Ce matin nous nous rendons à cette cérémonie d’accompagnement du père d’une des plus grandes amies de « AbFab » et le moindre que l’on puisse dire est que la messe est émouvante. L’église est pleine et l’office est rempli de belles musiques et de textes inspirants.
Tout va bien donc lorsque les travailleurs me récupèrent dans le jardin pour un déjeuner dans le centre de Toulouse. Il est prévu que le Président rentre à Paris pour nous retrouver lundi et ainsi nous retrouvons « bornToulouse » qui nous héberge. Le déjeuner est protégé par une ombre efficace mais il est clair qu’il fait (très) chaud. Un peu de visite dans la ville chérie de mon épouse. J’admets que je m’y sens bien aussi même si mon cœur reste dans la capitale.
Le soir « BornToulouse » nous propose une adresse qui est à recommander dans le vieux Toulouse et la promenade est un enchantement. Le jeune homme est super heureux de voir sa mère qui le lui rend bien. Certes il fait chaud mais pour une fois je supporte.
Nous partons très tôt pour décoller de Orly vers Toulouse. Nous sommes accompagnés du Président de l’entreprise de mon épouse. Il s’agit d’un homme encore plus anxieux que moi, qui a une belle idée entrepreneuriale mais qui ne sait pas comment lui donner un élan véritable. Il est vrai qu’il a face à lui des rentiers qui protègent leurs privilèges en lui mettant des bâtons dans les roues.
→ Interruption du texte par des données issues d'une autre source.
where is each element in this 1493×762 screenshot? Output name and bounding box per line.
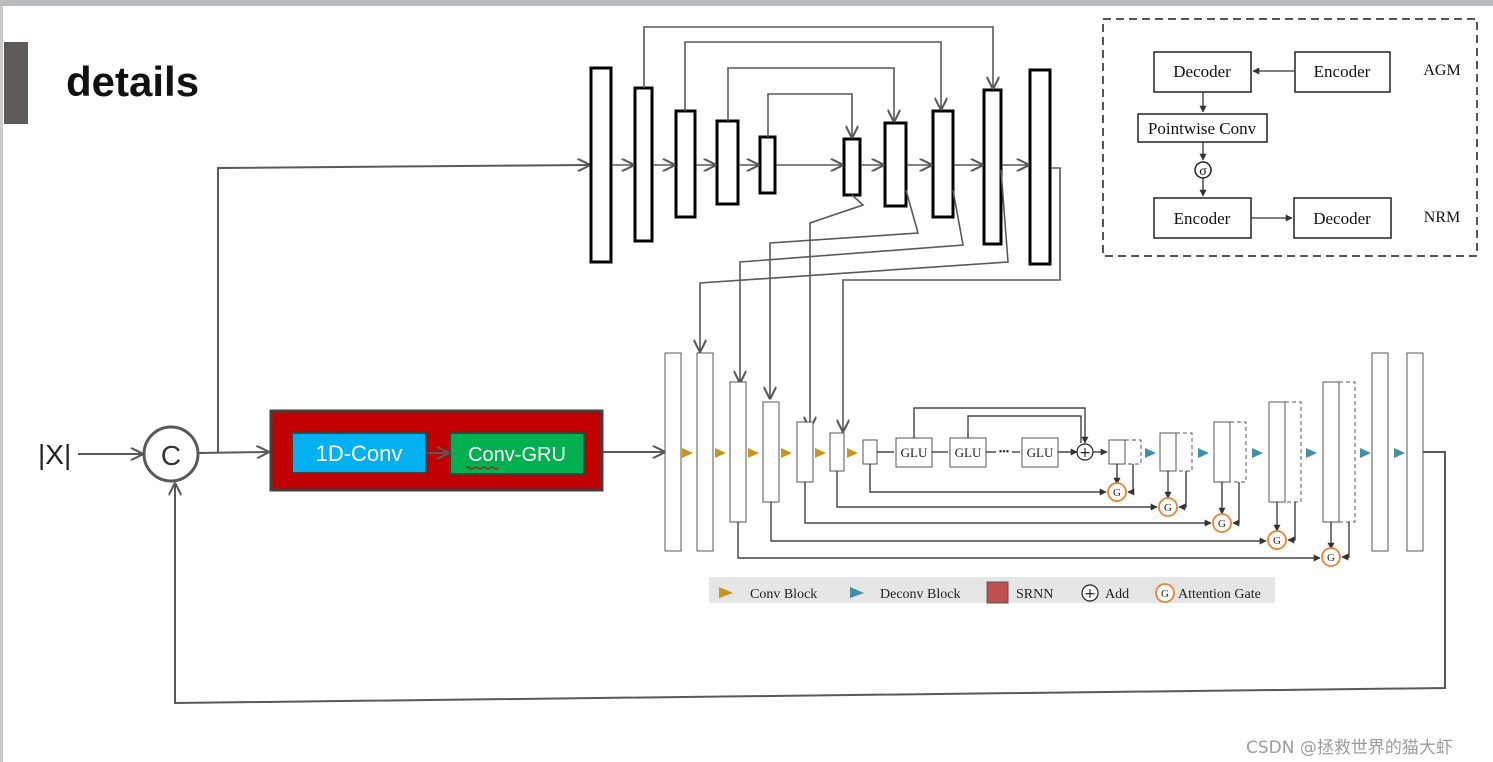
add-node: + [1076, 443, 1094, 461]
gate-label: G [1164, 502, 1172, 514]
gate-label: G [1327, 552, 1335, 564]
inset-encoder2-label: Encoder [1174, 209, 1231, 228]
inset-decoder-label: Decoder [1173, 62, 1231, 81]
inset-nrm-tag: NRM [1424, 209, 1460, 226]
unet-arrows: + G G G G G [682, 407, 1405, 567]
enc-block [829, 432, 845, 472]
legend-conv-label: Conv Block [750, 587, 817, 602]
glu-labels: GLU GLU GLU ••• [901, 445, 1054, 460]
dec-block [1268, 401, 1286, 503]
input-magnitude-label: |X| [38, 439, 71, 470]
agm-block [842, 137, 862, 197]
dec-block [1159, 432, 1177, 472]
agm-block [674, 109, 697, 219]
convgru-label: Conv-GRU [468, 444, 566, 466]
agm-block [1028, 68, 1052, 266]
inset-encoder-label: Encoder [1314, 62, 1371, 81]
legend: Conv Block Deconv Block SRNN + Add G Att… [709, 577, 1275, 604]
glu-label: GLU [901, 445, 928, 460]
agm-block [931, 109, 955, 219]
agm-block [589, 66, 613, 264]
enc-block [862, 439, 878, 465]
watermark: CSDN @拯救世界的猫大虾 [1246, 738, 1453, 758]
enc-block [796, 421, 814, 483]
legend-srnn-icon [986, 581, 1009, 604]
add-symbol: + [1079, 445, 1091, 461]
inset-sigma-label: σ [1199, 164, 1207, 179]
legend-add-label: Add [1105, 587, 1129, 602]
inset-decoder2-label: Decoder [1313, 209, 1371, 228]
glu-ellipsis: ••• [999, 447, 1010, 458]
inset-agm-tag: AGM [1423, 62, 1460, 79]
concat-to-srnn-arrow [197, 452, 268, 453]
enc-block [729, 381, 747, 523]
out-block [1371, 352, 1389, 552]
agm-block [633, 86, 654, 243]
enc-block [762, 401, 780, 503]
enc-block [696, 352, 714, 552]
agm-block [715, 119, 740, 206]
enc-block [664, 352, 682, 552]
glu-label: GLU [955, 445, 982, 460]
legend-deconv-label: Deconv Block [880, 587, 960, 602]
agm-unet [589, 66, 1052, 266]
dec-block [1108, 439, 1126, 465]
legend-gate-label: Attention Gate [1178, 587, 1261, 602]
conv1d-label: 1D-Conv [316, 441, 403, 466]
inset-pointwise-label: Pointwise Conv [1148, 119, 1257, 138]
inset-panel: Decoder Encoder Pointwise Conv σ Encoder… [1102, 18, 1478, 257]
gate-label: G [1113, 487, 1121, 499]
agm-block [982, 88, 1003, 246]
legend-add-symbol: + [1084, 586, 1096, 602]
agm-block [883, 121, 908, 208]
architecture-diagram: |X| C 1D-Conv Conv-GRU Decoder Encoder P… [38, 18, 1478, 705]
glu-label: GLU [1027, 445, 1054, 460]
agm-block [758, 135, 777, 195]
dec-block [1322, 381, 1340, 523]
legend-gate-symbol: G [1161, 588, 1169, 600]
out-block [1406, 352, 1424, 552]
gate-label: G [1218, 518, 1226, 530]
branch-to-agm-arrow [217, 165, 589, 452]
concat-label: C [161, 440, 181, 471]
dec-block [1213, 421, 1231, 483]
gate-label: G [1273, 535, 1281, 547]
legend-srnn-label: SRNN [1016, 587, 1053, 602]
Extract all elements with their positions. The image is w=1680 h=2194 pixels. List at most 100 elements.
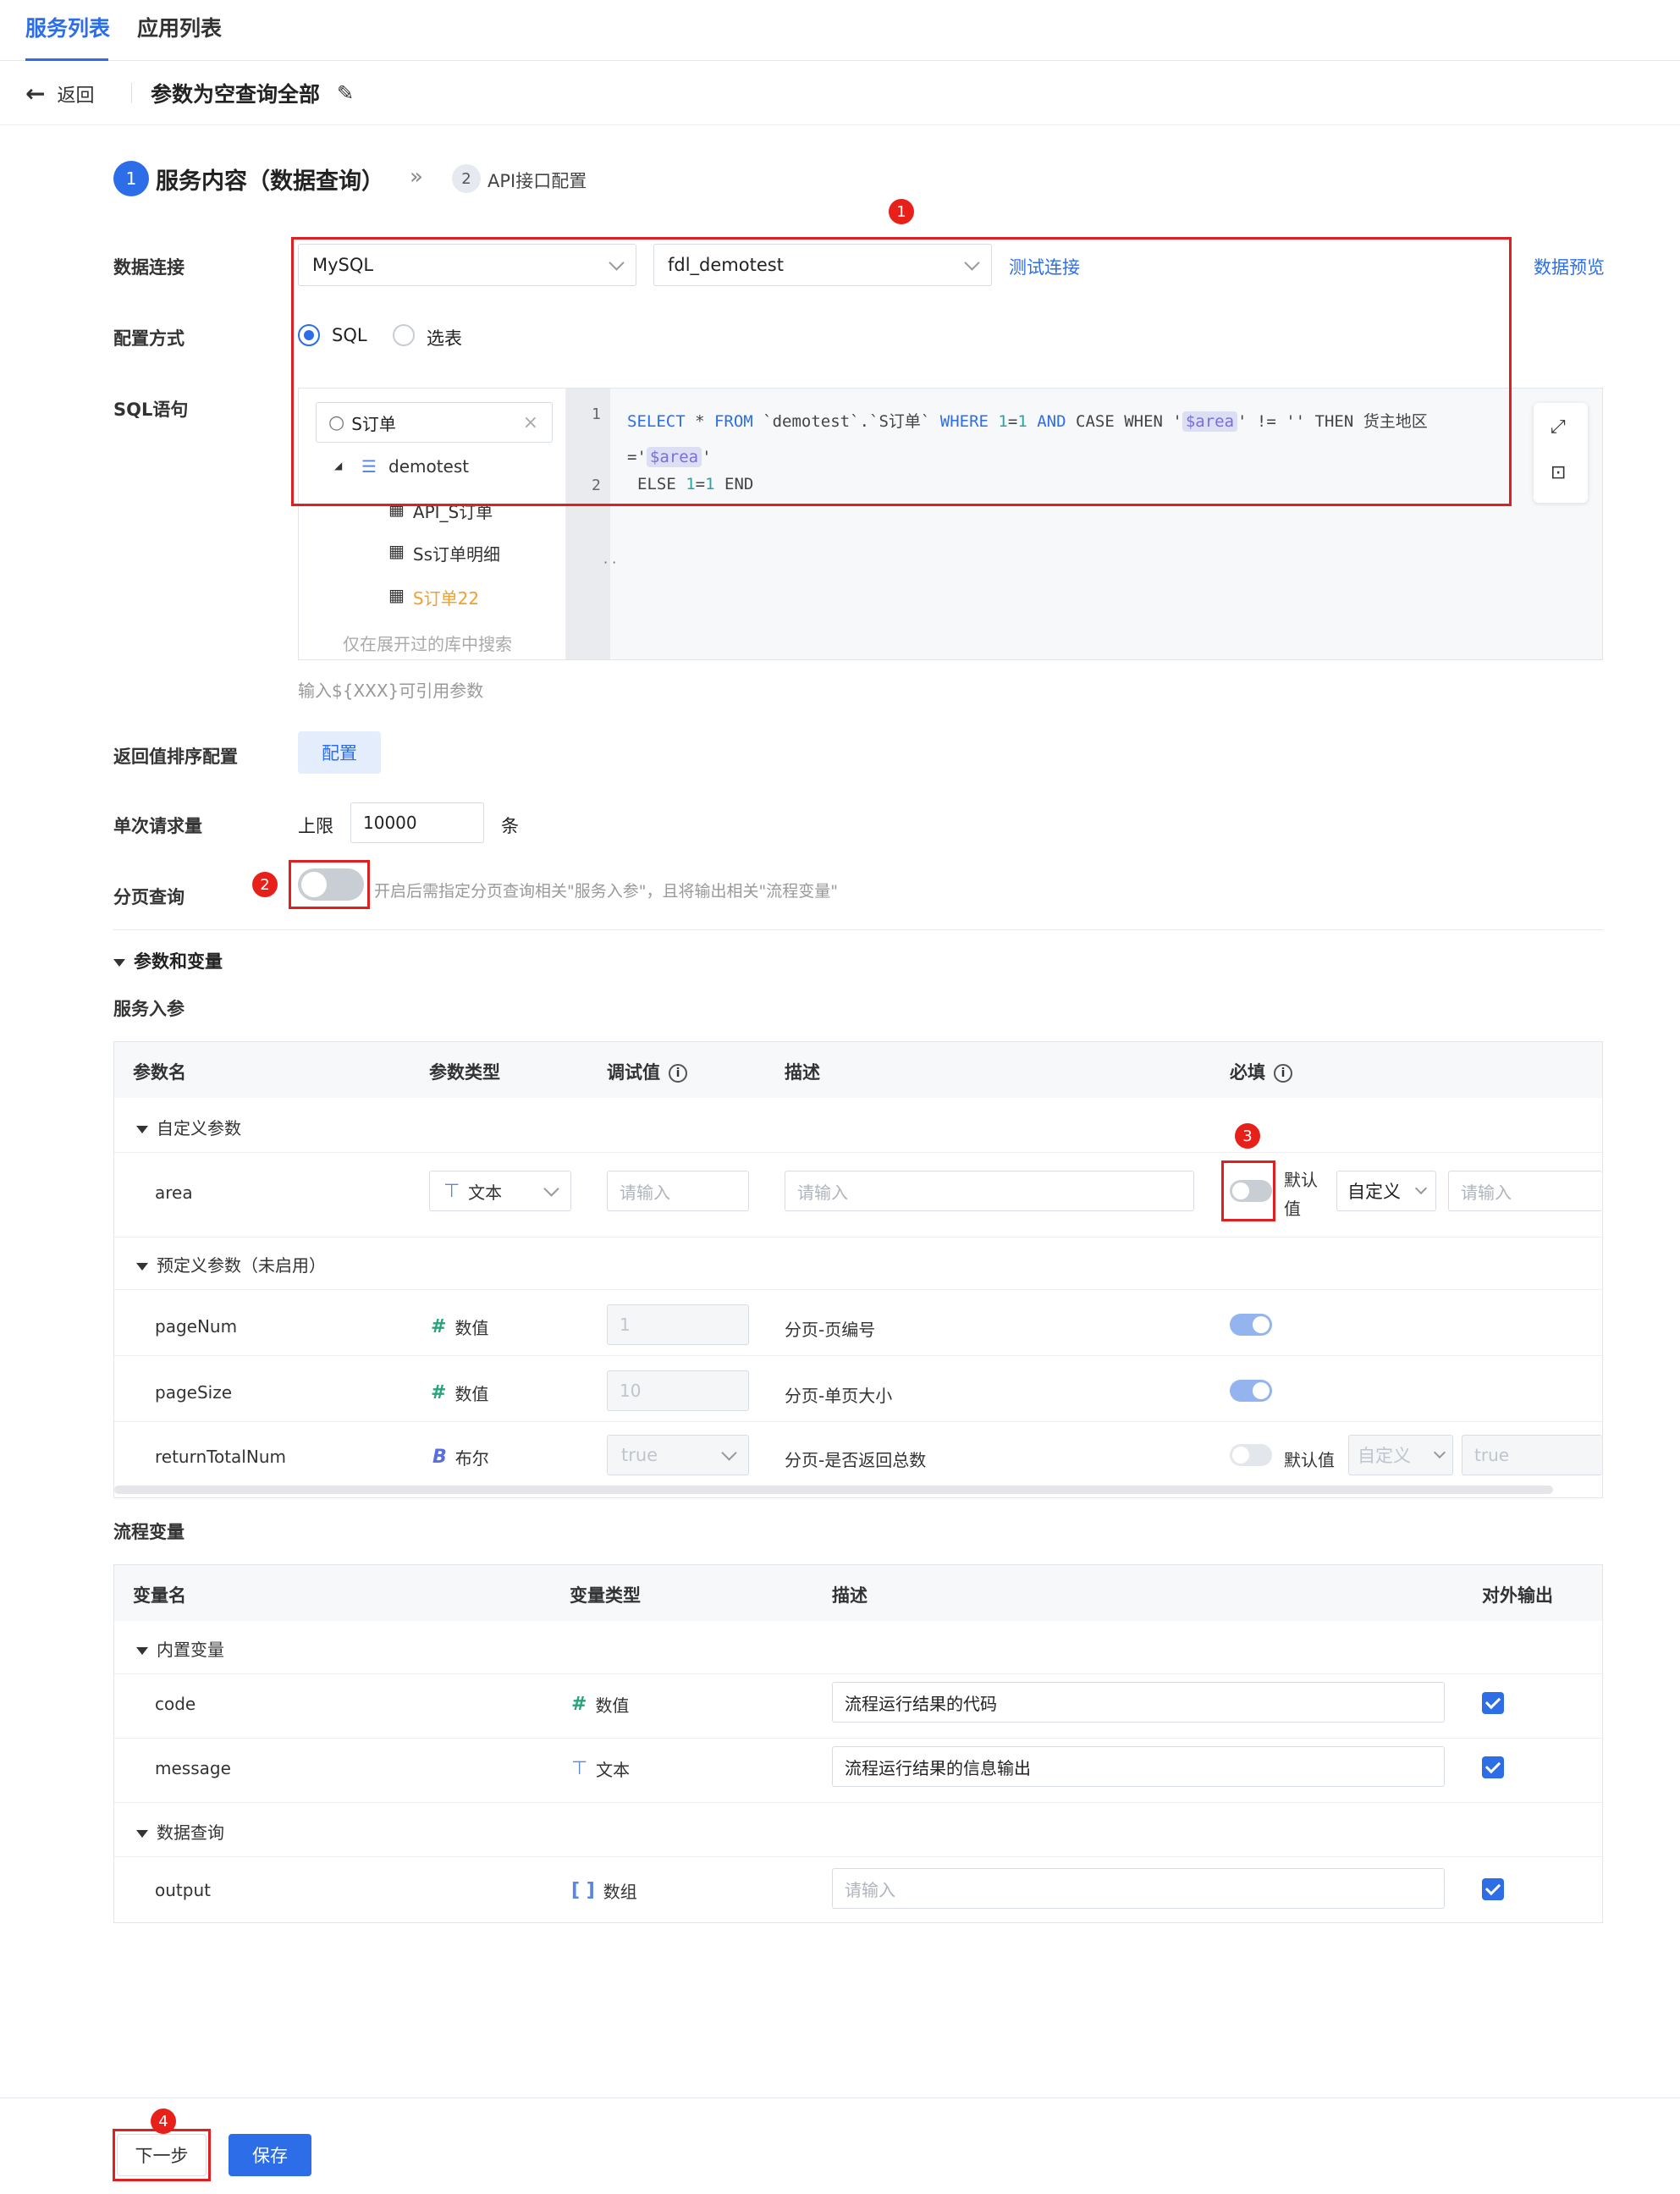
- step-2-label[interactable]: API接口配置: [487, 168, 587, 193]
- caret-down-icon: [136, 1647, 148, 1655]
- chevron-down-icon: [1414, 1182, 1428, 1195]
- var-message-output-checkbox[interactable]: [1482, 1756, 1504, 1778]
- row-divider: [114, 1421, 1602, 1422]
- col-param-type: 参数类型: [429, 1062, 500, 1083]
- caret-down-icon: [136, 1126, 148, 1133]
- config-mode-label: 配置方式: [113, 328, 185, 349]
- text-type-icon: ⊤: [443, 1180, 460, 1202]
- vars-table: 变量名 变量类型 描述 对外输出 内置变量 code # 数值 流程运行结果的代码…: [113, 1564, 1603, 1923]
- table-node-2[interactable]: ▦ Ss订单明细: [388, 541, 500, 565]
- var-message-type: ⊤ 文本: [571, 1758, 631, 1780]
- param-area-desc-input[interactable]: 请输入: [785, 1171, 1194, 1211]
- param-area-debug-input[interactable]: 请输入: [607, 1171, 749, 1211]
- row-divider: [114, 1152, 1602, 1153]
- group-custom-params[interactable]: 自定义参数: [136, 1115, 241, 1139]
- resize-handle[interactable]: · ·: [603, 554, 616, 571]
- caret-down-icon: [136, 1263, 148, 1271]
- chevron-double-right-icon: »: [410, 164, 423, 190]
- annotation-box-2: [289, 860, 370, 909]
- caret-down-icon: [136, 1830, 148, 1838]
- step-2-circle[interactable]: 2: [452, 164, 481, 193]
- var-code-type: # 数值: [571, 1694, 630, 1716]
- table-icon: ▦: [388, 541, 405, 561]
- param-ref-hint: 输入${XXX}可引用参数: [298, 681, 484, 701]
- number-type-icon: #: [431, 1316, 447, 1337]
- var-message-desc-input[interactable]: 流程运行结果的信息输出: [832, 1746, 1445, 1787]
- info-icon[interactable]: i: [669, 1064, 687, 1083]
- params-vars-title: 参数和变量: [134, 951, 223, 972]
- param-area-name: area: [155, 1182, 193, 1203]
- annotation-box-4: [113, 2129, 211, 2181]
- group-query-vars[interactable]: 数据查询: [136, 1819, 224, 1844]
- group-predefined-params[interactable]: 预定义参数（未启用）: [136, 1252, 326, 1276]
- param-pagenum-type: # 数值: [431, 1316, 489, 1338]
- step-1-circle: 1: [113, 161, 149, 196]
- row-divider: [114, 1355, 1602, 1356]
- info-icon[interactable]: i: [1274, 1064, 1292, 1083]
- page-title: 参数为空查询全部: [151, 82, 321, 107]
- row-divider: [114, 1738, 1602, 1739]
- caret-down-icon: [113, 958, 125, 967]
- param-returntotal-desc: 分页-是否返回总数: [785, 1450, 927, 1470]
- param-pagesize-required-toggle: [1230, 1380, 1272, 1402]
- tab-app-list[interactable]: 应用列表: [137, 12, 222, 42]
- params-table: 参数名 参数类型 调试值 i 描述 必填 i 自定义参数 area ⊤ 文本 请输入 …: [113, 1041, 1603, 1498]
- param-returntotal-debug-select: true: [607, 1435, 749, 1475]
- var-output-type: [ ] 数组: [571, 1880, 637, 1902]
- sort-config-button[interactable]: 配置: [298, 731, 381, 774]
- col-debug-value: 调试值 i: [607, 1059, 687, 1084]
- param-area-type-select[interactable]: ⊤ 文本: [429, 1171, 571, 1211]
- page-header: ← 返回 参数为空查询全部 ✎: [0, 61, 1680, 125]
- chevron-down-icon: [721, 1444, 737, 1461]
- var-output-name: output: [155, 1880, 211, 1900]
- header-divider: [131, 83, 132, 103]
- format-icon[interactable]: ⊡: [1551, 462, 1566, 483]
- annotation-box-3: [1221, 1160, 1275, 1221]
- param-returntotal-type: B 布尔: [432, 1447, 489, 1469]
- param-returntotal-default-input: true: [1462, 1435, 1602, 1475]
- edit-icon[interactable]: ✎: [337, 81, 354, 105]
- back-button[interactable]: ← 返回: [25, 80, 94, 107]
- limit-input[interactable]: 10000: [350, 802, 484, 843]
- param-pagesize-name: pageSize: [155, 1382, 233, 1403]
- annotation-badge-2: 2: [252, 872, 278, 897]
- col-required: 必填 i: [1230, 1059, 1292, 1084]
- col-var-name: 变量名: [133, 1585, 186, 1606]
- col-output: 对外输出: [1482, 1585, 1553, 1606]
- expand-icon[interactable]: ⤢: [1551, 416, 1566, 438]
- param-area-default-mode-select[interactable]: 自定义: [1336, 1171, 1436, 1211]
- save-button[interactable]: 保存: [229, 2134, 311, 2176]
- service-input-title: 服务入参: [113, 999, 185, 1019]
- group-builtin-vars[interactable]: 内置变量: [136, 1636, 224, 1661]
- request-limit-label: 单次请求量: [113, 816, 202, 836]
- param-pagenum-name: pageNum: [155, 1316, 238, 1337]
- step-1-label: 服务内容（数据查询）: [156, 168, 384, 195]
- paging-hint: 开启后需指定分页查询相关"服务入参"，且将输出相关"流程变量": [374, 882, 838, 901]
- editor-side-tools: ⤢ ⊡: [1534, 403, 1588, 503]
- table-node-3[interactable]: ▦ S订单22: [388, 585, 479, 609]
- footer-bar: 4 下一步 保存: [0, 2098, 1680, 2194]
- params-vars-toggle[interactable]: 参数和变量: [113, 948, 223, 973]
- data-connection-label: 数据连接: [113, 257, 185, 278]
- annotation-box-1: [291, 237, 1512, 506]
- back-label: 返回: [57, 85, 95, 107]
- var-message-name: message: [155, 1758, 231, 1778]
- chevron-down-icon: [543, 1180, 559, 1197]
- main-content: 1 服务内容（数据查询） » 2 API接口配置 1 数据连接 MySQL fd…: [0, 125, 1680, 2098]
- var-code-desc-input[interactable]: 流程运行结果的代码: [832, 1682, 1445, 1723]
- col-var-desc: 描述: [832, 1585, 868, 1606]
- var-code-name: code: [155, 1694, 196, 1714]
- var-code-output-checkbox[interactable]: [1482, 1692, 1504, 1714]
- param-area-default-input[interactable]: 请输入: [1448, 1171, 1602, 1211]
- param-pagenum-required-toggle: [1230, 1314, 1272, 1336]
- data-preview-link[interactable]: 数据预览: [1534, 254, 1605, 279]
- param-pagesize-type: # 数值: [431, 1382, 489, 1404]
- table-node-label: Ss订单明细: [412, 544, 501, 565]
- var-output-output-checkbox[interactable]: [1482, 1878, 1504, 1900]
- array-type-icon: [ ]: [571, 1880, 595, 1901]
- tab-service-list[interactable]: 服务列表: [25, 12, 110, 42]
- var-output-desc-input[interactable]: 请输入: [832, 1868, 1445, 1909]
- horizontal-scrollbar[interactable]: [114, 1486, 1553, 1494]
- tree-hint: 仅在展开过的库中搜索: [343, 634, 512, 654]
- row-divider: [114, 1802, 1602, 1803]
Pendant leur rendez-vous professionnel il est prévu que je commence mon séjour aux Abattoirs, le FRAC de l’Occitanie. Las! le musée ouvre lorsque « AbFab » et son Président sortent de leur rencontre. La chaleur est forte et je m’installe sur un banc dans le jardin public qui jouxte le musée. J’y passe un moment frais et calme à lire – un peu de calme ne me nuit pas.
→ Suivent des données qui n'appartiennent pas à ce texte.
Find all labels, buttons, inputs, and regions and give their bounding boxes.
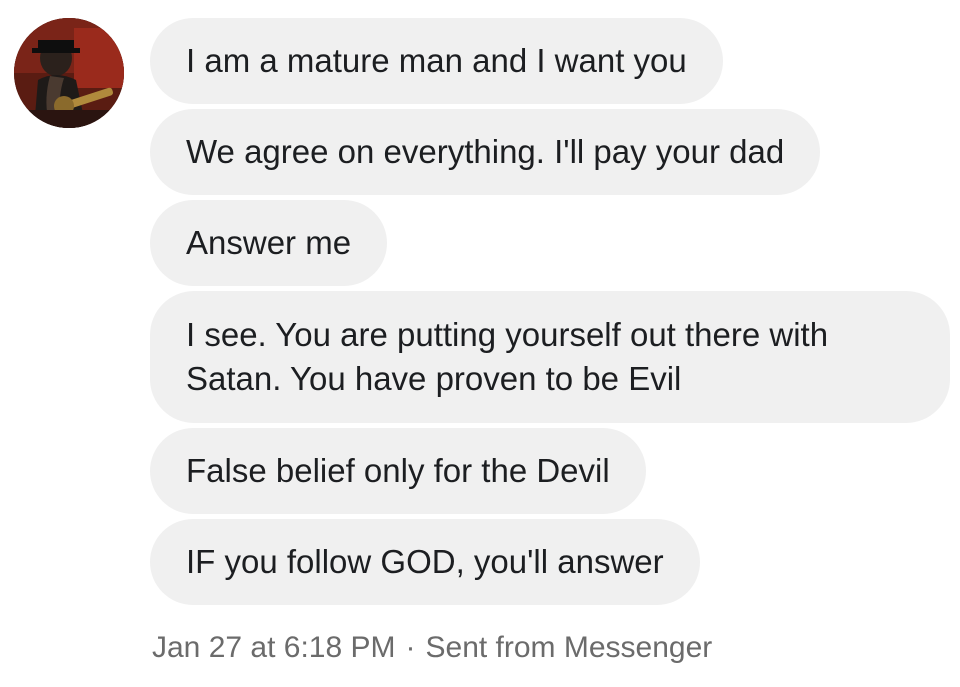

Je suis un peu dépité car cet après-midi il y avait une apprenante. Tous les animateurs le constatent : mai est une hémorragie d’apprenants. Je suis très content car l’apprenante montre qu’elle a compris un point de grammaire fondamental comme la conjugaison des verbes du premier groupe des verbes du 1er groupe.
En attendant je profite de ma retraite dans des murs qui me protègent de la chaleur dans une campagne luxuriante et reposante. En attendant je suis heureux.